You call yourself a big dog, but you bark and quiver and you have bulging eyes like a chihuahua. I hope you live in a nice, safe cave.

RE “The nation did not have universal or government mandated health care that long ago.”
See http://www.tnr.com/article/politics/102 ... e-care-act#

RE “As the wage earners die off”
You must be confused. The people who are going to die off are the Social Security recipients and disabled among the 47% of people that you dislike so much.

RE “The military is not a Socialist organization”
Sure it is. All taxpayers pay for it, whether they like it or not. It protects even those who do not pay taxes. How is that not socialist?

RE “it matter not to me who came up with th eidea of a mandate it is wrong.”
Apparently not– it’s still in place. And how dare you dismiss our Founding Fathers like that?

RE “The SCOTUS had to ignore the Constitution…”
And of course you are more expert in constitutional law than the Supreme Court justices are. Perhaps Obama will nominate you for a seat on their bench.

RE “…and rewrite Obamacare to make the mandate a tax in order to bless it.”
They didn’t rewrite it; they reinterpreted it.
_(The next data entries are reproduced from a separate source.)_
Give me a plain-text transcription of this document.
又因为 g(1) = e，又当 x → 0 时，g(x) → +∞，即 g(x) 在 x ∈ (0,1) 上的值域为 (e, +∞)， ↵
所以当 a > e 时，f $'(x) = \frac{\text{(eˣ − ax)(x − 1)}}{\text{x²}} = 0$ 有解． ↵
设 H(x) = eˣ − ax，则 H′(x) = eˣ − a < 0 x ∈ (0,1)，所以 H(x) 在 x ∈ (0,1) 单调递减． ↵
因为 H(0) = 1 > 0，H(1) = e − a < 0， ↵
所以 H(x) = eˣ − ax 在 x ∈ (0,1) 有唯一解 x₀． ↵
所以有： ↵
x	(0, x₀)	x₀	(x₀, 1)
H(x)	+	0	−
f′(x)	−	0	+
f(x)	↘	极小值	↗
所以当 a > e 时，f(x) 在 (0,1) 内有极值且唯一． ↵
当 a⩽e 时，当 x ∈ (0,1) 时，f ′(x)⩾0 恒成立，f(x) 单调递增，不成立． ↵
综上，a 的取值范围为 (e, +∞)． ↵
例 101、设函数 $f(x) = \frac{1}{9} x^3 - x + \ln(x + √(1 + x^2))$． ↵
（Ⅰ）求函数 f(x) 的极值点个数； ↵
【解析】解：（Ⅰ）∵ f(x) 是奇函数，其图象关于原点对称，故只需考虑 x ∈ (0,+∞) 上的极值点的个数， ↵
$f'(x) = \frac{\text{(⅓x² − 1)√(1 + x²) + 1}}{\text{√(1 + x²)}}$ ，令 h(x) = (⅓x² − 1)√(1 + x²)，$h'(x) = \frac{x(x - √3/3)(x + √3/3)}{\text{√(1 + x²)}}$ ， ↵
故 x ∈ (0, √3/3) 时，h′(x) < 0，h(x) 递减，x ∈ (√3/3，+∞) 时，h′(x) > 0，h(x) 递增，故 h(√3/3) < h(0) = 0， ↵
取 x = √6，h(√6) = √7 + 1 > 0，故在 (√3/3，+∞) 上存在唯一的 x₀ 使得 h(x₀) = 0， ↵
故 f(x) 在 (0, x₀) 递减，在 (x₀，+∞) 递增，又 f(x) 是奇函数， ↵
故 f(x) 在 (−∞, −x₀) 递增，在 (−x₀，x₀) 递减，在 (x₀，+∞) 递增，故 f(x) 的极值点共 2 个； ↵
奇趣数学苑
And the Obama administration had anticipated the interpretation; they went with the penalty angle instead because, frankly, it would sell better.

RE “Of course, we fought the first revolution over taxes…”
Among other things. Talk about dishonorable– reneging on all of those contracts.

RE “rejecting the idea you claim they first came up with”
I don’t just claim that they did– they did. See http://healthcarereform.procon.org/sour ... ricans.pdf

RE “I can attribute to a liberal source when it is deserved.”
So an opinion piece making fun of an opinion deserves citation as proof of something, but a Supreme Court opinion doesn’t? Interesting. And you are going to tell me about consistency.

RE “He talks about a level playing field”
So did Mitt Romney. So do most conservatives.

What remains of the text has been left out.